Running a large language model on your own machine keeps your prompts and data local and avoids API costs. Ollama makes it straightforward: install, pull a model, and use the CLI or API from your dev environment.
Why Run an LLM Locally?
Local models are great for code completion, refactoring ideas, and experimenting without sending code to the cloud. Latency can be lower for small models, and you’re not tied to a vendor or rate limits.
Install Ollama
Download the installer from ollama.com for Windows, macOS, or Linux. After install, the Ollama service runs in the background and exposes a local API.
Pull a Model
In a terminal, run ollama pull llama3.2 (or another model like codellama for code). The first pull downloads the weights; after that, it’s available offline.
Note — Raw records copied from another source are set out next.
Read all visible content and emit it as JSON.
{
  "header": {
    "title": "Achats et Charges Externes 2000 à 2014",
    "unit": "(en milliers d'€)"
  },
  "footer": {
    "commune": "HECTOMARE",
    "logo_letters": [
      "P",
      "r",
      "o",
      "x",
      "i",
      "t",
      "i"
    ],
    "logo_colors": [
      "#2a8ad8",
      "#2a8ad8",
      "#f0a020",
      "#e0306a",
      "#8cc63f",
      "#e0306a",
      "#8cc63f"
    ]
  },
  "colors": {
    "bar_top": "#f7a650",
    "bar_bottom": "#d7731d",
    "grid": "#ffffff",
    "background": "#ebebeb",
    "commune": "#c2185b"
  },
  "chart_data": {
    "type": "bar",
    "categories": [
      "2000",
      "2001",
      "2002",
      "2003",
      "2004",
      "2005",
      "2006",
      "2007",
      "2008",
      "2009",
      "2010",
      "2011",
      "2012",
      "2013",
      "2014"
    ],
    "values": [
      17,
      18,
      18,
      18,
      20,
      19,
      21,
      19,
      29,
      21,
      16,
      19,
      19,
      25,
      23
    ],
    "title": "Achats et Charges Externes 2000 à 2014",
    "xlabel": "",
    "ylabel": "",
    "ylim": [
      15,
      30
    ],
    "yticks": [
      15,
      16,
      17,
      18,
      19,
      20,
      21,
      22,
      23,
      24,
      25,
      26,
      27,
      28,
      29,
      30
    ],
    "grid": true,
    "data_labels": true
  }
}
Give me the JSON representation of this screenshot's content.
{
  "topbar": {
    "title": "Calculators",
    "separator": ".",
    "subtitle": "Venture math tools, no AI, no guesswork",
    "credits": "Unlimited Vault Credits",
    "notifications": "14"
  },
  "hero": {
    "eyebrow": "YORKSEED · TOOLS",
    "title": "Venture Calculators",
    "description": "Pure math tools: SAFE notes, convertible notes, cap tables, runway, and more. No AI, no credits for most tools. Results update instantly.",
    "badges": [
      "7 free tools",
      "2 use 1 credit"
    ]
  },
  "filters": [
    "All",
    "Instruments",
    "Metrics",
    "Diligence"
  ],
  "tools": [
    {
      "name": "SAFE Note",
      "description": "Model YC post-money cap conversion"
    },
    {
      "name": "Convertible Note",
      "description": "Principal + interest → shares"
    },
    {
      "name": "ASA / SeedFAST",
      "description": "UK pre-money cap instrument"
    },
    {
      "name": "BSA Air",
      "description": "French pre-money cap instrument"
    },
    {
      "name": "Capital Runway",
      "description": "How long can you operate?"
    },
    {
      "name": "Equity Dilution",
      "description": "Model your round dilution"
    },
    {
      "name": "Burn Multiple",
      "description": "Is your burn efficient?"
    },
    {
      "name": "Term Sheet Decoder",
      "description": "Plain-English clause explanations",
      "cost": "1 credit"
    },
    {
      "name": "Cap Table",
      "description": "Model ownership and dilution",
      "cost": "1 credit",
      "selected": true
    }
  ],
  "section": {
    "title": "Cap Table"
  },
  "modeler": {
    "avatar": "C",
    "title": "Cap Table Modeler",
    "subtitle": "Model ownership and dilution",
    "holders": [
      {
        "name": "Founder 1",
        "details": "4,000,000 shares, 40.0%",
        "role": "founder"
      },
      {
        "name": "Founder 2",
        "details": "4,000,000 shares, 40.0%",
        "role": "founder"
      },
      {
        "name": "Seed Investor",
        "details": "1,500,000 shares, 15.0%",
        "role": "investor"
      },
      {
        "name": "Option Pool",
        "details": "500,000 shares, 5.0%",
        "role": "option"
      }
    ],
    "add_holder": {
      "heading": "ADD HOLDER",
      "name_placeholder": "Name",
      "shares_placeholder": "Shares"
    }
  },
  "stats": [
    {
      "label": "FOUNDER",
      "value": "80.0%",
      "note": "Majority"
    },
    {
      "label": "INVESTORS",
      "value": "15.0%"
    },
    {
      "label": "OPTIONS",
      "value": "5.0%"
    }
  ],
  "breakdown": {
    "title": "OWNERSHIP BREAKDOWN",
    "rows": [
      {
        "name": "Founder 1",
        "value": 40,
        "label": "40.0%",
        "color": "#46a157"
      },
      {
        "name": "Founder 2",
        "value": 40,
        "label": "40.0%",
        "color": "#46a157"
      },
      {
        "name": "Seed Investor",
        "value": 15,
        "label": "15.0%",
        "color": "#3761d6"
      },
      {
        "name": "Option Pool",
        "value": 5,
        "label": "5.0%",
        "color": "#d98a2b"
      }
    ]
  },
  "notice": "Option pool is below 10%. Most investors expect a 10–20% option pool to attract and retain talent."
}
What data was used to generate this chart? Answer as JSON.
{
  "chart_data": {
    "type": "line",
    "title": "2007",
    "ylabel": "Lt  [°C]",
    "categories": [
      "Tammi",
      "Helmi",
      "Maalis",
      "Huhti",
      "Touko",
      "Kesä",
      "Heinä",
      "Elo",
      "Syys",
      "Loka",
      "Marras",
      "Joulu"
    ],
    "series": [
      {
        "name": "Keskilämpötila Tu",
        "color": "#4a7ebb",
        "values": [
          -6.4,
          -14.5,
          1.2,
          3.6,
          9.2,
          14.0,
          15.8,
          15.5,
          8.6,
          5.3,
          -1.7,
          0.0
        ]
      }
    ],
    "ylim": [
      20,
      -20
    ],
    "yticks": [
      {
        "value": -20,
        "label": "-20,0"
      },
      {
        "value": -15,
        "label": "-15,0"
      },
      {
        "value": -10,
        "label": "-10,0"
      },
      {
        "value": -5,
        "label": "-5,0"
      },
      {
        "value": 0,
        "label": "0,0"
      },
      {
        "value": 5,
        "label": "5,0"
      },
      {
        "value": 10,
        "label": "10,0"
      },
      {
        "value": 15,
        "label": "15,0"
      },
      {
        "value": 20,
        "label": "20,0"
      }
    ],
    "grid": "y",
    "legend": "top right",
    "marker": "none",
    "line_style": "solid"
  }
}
Use It from the CLI or Your App
Run ollama run llama3.2 for an interactive chat. For integration with Laravel or any app, call http://localhost:11434/api/generate with a JSON body (model, prompt, stream). You can build a simple wrapper in PHP to keep prompts and responses in your control.
"Local LLMs put experimentation and privacy in your hands—no API key required."
Hardware Tips
Smaller models (7B parameters) run fine on 8–16 GB RAM; larger ones need more. A GPU speeds things up if Ollama supports it on your OS. On a Raspberry Pi or low-spec machine, consider very small models or stick to cloud for heavy use.